= Mass fraction (chemistry) =

Fraction of one substance's mass to the mass of the total mixture

In chemistry, the mass fraction of a substance within a mixture is the ratio $w_i$ (alternatively denoted $Y_i$) of the mass $m_i$ of that substance to the total mass $m_\text{tot}$ of the mixture. Expressed as a formula, the mass fraction is:

 $w_i = \frac {m_i}{m_\text{tot}}.$

Because the individual masses of the ingredients of a mixture sum to $m_\text{tot}$, their mass fractions sum to unity:

 $\sum_{i=1}^{n} w_i = 1.$

Mass fraction can also be expressed, with a denominator of 100, as percentage by mass (in commercial contexts often called percentage by weight, abbreviated wt.%, % w/w or w/o; see mass versus weight). It is one way of expressing the composition of a mixture in a dimensionless size; mole fraction (percentage by moles, mol%) and volume fraction (percentage by volume, vol%) are others.

When the prevalences of interest are those of individual chemical elements, rather than of compounds or other substances, the term mass fraction can also refer to the ratio of the mass of an element to the total mass of a sample. In these contexts an alternative term is mass percent composition. The mass fraction of an element in a compound can be calculated from the compound's empirical formula or its chemical formula.

==Terminology==
In thermal engineering, vapor quality is used for the mass fraction of vapor in the steam.

In alloys, especially those of noble metals, the term fineness is used for the mass fraction of the noble metal in the alloy.

==Properties==
The mass fraction is independent of temperature.

==Related quantities==
=== Mixing ratio ===
The mixing of two pure components can be expressed introducing the (mass) mixing ratio of them $r_m = \frac{m_2}{m_1}$. Then the mass fractions of the components will be

 $$\begin{align}
  w_1 &= \frac{1}{1 + r_m}, \\
  w_2 &= \frac{r_m}{1 + r_m}.
\end{align}$$

The mass ratio equals the ratio of mass fractions of components:

 $\frac{m_2}{m_1} = \frac{w_2}{w_1}$

due to division of both numerator and denominator by the sum of masses of components.

===Mass concentration===
The mass fraction of a component in a solution is the ratio of the mass concentration of that component ρ_{i} (density of that component in the mixture) to the density of solution $\rho$.

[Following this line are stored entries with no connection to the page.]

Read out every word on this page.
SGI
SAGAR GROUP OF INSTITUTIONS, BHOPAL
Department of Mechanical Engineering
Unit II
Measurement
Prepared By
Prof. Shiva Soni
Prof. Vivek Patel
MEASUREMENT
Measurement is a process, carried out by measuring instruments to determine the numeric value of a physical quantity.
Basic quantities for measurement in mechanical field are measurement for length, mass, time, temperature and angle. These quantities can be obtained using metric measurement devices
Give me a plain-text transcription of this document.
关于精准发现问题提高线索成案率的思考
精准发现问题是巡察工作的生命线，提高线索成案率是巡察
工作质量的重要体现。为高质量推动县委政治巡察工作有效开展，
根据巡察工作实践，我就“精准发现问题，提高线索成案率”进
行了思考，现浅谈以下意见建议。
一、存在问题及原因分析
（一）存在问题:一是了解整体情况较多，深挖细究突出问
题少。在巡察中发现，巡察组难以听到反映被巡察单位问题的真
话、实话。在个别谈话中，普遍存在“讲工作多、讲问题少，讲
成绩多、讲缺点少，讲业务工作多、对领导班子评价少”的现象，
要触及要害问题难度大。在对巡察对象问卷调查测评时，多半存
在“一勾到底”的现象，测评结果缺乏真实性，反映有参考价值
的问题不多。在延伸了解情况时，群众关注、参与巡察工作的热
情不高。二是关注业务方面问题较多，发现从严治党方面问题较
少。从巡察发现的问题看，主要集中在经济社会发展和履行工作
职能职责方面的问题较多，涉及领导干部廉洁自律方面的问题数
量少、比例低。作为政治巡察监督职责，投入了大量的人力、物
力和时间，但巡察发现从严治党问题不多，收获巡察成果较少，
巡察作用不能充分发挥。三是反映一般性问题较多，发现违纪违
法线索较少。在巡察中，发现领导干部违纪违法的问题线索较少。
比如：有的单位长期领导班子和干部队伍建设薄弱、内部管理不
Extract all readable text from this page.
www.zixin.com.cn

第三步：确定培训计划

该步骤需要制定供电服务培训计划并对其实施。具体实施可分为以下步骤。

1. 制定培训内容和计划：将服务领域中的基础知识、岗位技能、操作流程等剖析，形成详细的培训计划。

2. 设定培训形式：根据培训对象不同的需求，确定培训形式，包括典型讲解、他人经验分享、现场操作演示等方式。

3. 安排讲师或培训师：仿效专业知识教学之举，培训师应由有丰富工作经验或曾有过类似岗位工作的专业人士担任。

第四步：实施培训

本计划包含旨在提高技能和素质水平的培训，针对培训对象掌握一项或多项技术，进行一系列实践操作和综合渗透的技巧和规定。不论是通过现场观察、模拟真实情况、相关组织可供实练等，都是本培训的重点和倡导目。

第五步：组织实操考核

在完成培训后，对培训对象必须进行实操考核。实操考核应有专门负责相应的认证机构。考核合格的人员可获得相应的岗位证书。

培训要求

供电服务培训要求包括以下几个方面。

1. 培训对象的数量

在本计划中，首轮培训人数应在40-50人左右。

 $w_i = \frac{\rho_i}{\rho}.$

===Molar concentration===
The relation to molar concentration is like that from above substituting the relation between mass and molar concentration:

 $w_i = \frac{\rho_i}{\rho} = \frac{c_i M_i}{\rho},$

where $c_i$ is the molar concentration, and $M_i$ is the molar mass of the component $i$.

===Mass percentage===
Mass percentage is defined as the mass fraction multiplied by 100.

===Mole fraction===
The mole fraction $x_i$ can be calculated using the formula

$x_i = \frac{w_i}{M_i} \bar{M},$

where $M_i$ is the molar mass of the component $i$, and $\bar{M}$ is the average molar mass of the mixture.

Replacing the expression of the molar-mass products,

$x_i = \frac{\frac{w_i}{M_i}}{\sum_j \frac{w_j}{M_j}}.$

==Spatial variation and gradient==

In a spatially non-uniform mixture, the mass fraction gradient gives rise to the phenomenon of diffusion.